Or: “The Information: A History, a Theory, a Flood. A Review.”
Oh, I was nervous about this one.
It looked so good! Such an inviting cover, such a broad and eternally relevant topic. The Information. Rational, dispassionate. Ordered. And, “A Flood:” I half-hoped it might talk about information overload. (It does, a bit.)
But so many pages. Could I justify another pop-sci book on my To Read stack? Could I justify the time? Would it be fluff? or a difficult slog? If I’m reading for fun, I don’t want it to be harder work than what I already do for, you know, work.
The Information is a layman’s introduction to Claude Shannon’s information theory. It covers a lot of ground, and while it can be a bit slow in parts, it’s enjoyable. As a programmer, I was aware of information theory, a little, but not very clear what it was all about, or for. I was pretty sure it was lurking around behind compression, and probably positional numbering systems, especially the way they can look like dimensionality if you squint the right way, like with chmod permission bits. The Information filled in a lot of gaps for me, and showed me bridges into other fields I hadn’t expected.
Gleick describes African talking drums as a way to illustrate information redundancy: two drums, high- and low-toned, mimic the tonal spoken language; drummers use long, flowery phrases to clarify ambiguity. He talks about how written language abstracts thought, and the invention of the dictionary.
He explains how information is like uncertainty or surprise. In a string of symbols (letters, music notes, numbers, bits), given a string of them, how easily can you guess the next one? If a torn piece of paper says “Kermit the Fr,” you can infer what was torn off. If I say “I got a BigMac and fries,” you can guess where I went for lunch; my adding “…at McDonald’s” doesn’t help you much – it doesn’t add much new information. (To explore this point, Claude Shannon had his wife repeatedly guess the next word in sentences from a detective novel.)
Gleick talks about information theory’s relationship to entropy. A closed system has fixed energy, but the energy dissipates: it spreads evenly throughout the system, and we can’t use it to do work. If we could re-order the energy, collect it, sort it, we could reverse entropy. Information is work.
Information is also related to computability. Sometimes, the best way to store a message is to store an algorithm for computing it.
This, in particular, is something I’d noticed. Which of these is a better way to send a smiley face? This one?
Or this one?
size(250, 250); background(255); noFill(); smooth(); stroke(0); strokeWeight(5); ellipseMode(CENTER); ellipse(125, 125, 200, 200); ellipse(100, 90, 10, 10); ellipse(165, 90, 10, 10); arc(125, 125, 100, 120, 0.2, PI - 0.2);
The first is 2D grid of pixels. The second is the code to render it: an explanation of the steps to reproduce the image.

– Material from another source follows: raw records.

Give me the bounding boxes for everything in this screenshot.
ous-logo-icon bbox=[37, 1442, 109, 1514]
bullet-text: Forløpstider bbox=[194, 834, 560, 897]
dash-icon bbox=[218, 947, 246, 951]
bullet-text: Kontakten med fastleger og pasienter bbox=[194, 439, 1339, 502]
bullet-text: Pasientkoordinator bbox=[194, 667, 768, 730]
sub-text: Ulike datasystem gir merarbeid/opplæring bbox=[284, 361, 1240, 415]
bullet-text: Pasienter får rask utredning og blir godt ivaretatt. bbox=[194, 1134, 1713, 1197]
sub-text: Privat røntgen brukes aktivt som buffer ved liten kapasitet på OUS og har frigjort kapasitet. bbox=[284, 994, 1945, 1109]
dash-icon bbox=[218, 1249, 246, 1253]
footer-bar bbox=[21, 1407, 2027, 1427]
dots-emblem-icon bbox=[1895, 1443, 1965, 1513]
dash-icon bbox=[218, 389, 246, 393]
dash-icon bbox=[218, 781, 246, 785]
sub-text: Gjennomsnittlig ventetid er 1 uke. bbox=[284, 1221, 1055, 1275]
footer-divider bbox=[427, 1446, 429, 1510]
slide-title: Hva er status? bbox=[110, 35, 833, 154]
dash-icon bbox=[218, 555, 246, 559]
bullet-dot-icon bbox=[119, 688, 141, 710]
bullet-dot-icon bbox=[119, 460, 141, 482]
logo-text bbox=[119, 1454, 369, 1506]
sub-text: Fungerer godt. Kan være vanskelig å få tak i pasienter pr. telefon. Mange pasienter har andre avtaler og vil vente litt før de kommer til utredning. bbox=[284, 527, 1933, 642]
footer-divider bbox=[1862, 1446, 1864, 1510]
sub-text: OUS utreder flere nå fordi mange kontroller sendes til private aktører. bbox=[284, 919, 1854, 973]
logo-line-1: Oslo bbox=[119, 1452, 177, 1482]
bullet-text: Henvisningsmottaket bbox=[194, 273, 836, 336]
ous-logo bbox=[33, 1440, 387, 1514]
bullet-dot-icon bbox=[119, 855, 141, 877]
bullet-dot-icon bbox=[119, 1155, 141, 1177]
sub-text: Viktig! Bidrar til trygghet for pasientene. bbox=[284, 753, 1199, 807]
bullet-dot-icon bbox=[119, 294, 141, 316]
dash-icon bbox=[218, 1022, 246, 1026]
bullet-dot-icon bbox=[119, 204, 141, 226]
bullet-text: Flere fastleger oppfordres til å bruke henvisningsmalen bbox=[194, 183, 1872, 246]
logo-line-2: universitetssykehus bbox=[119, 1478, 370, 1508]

Which is better? Which is better for making an exact copy of that image? A checkerboard, 250 squares on a side, 2502 = 62500 squares in total, and a listing of which ones should be white (about 93% of them), which should be black? Or 11 lines of text – just 222 characters? Say you had to write the message down on paper and mail it: would you rather write a list of 62500 numbers, or 11 lines of code? What would the message’s recipient have to know to reproduce the image, exactly? Pixel-for-pixel?
The Information also eventually gets into DNA, genetics, and memetics. (I never knew Richard Dawkins coined the word meme!)
So. Despite being slow in parts, the book is much better, much more enjoyable, than this review. It’ll be an enjoyable bunch of hours, and give you new ways to think about things.
(Postscript: I read this book in mid-2012, and wrote this review in October 2012, but somehow forgot to publish it. Maybe it was information overload?)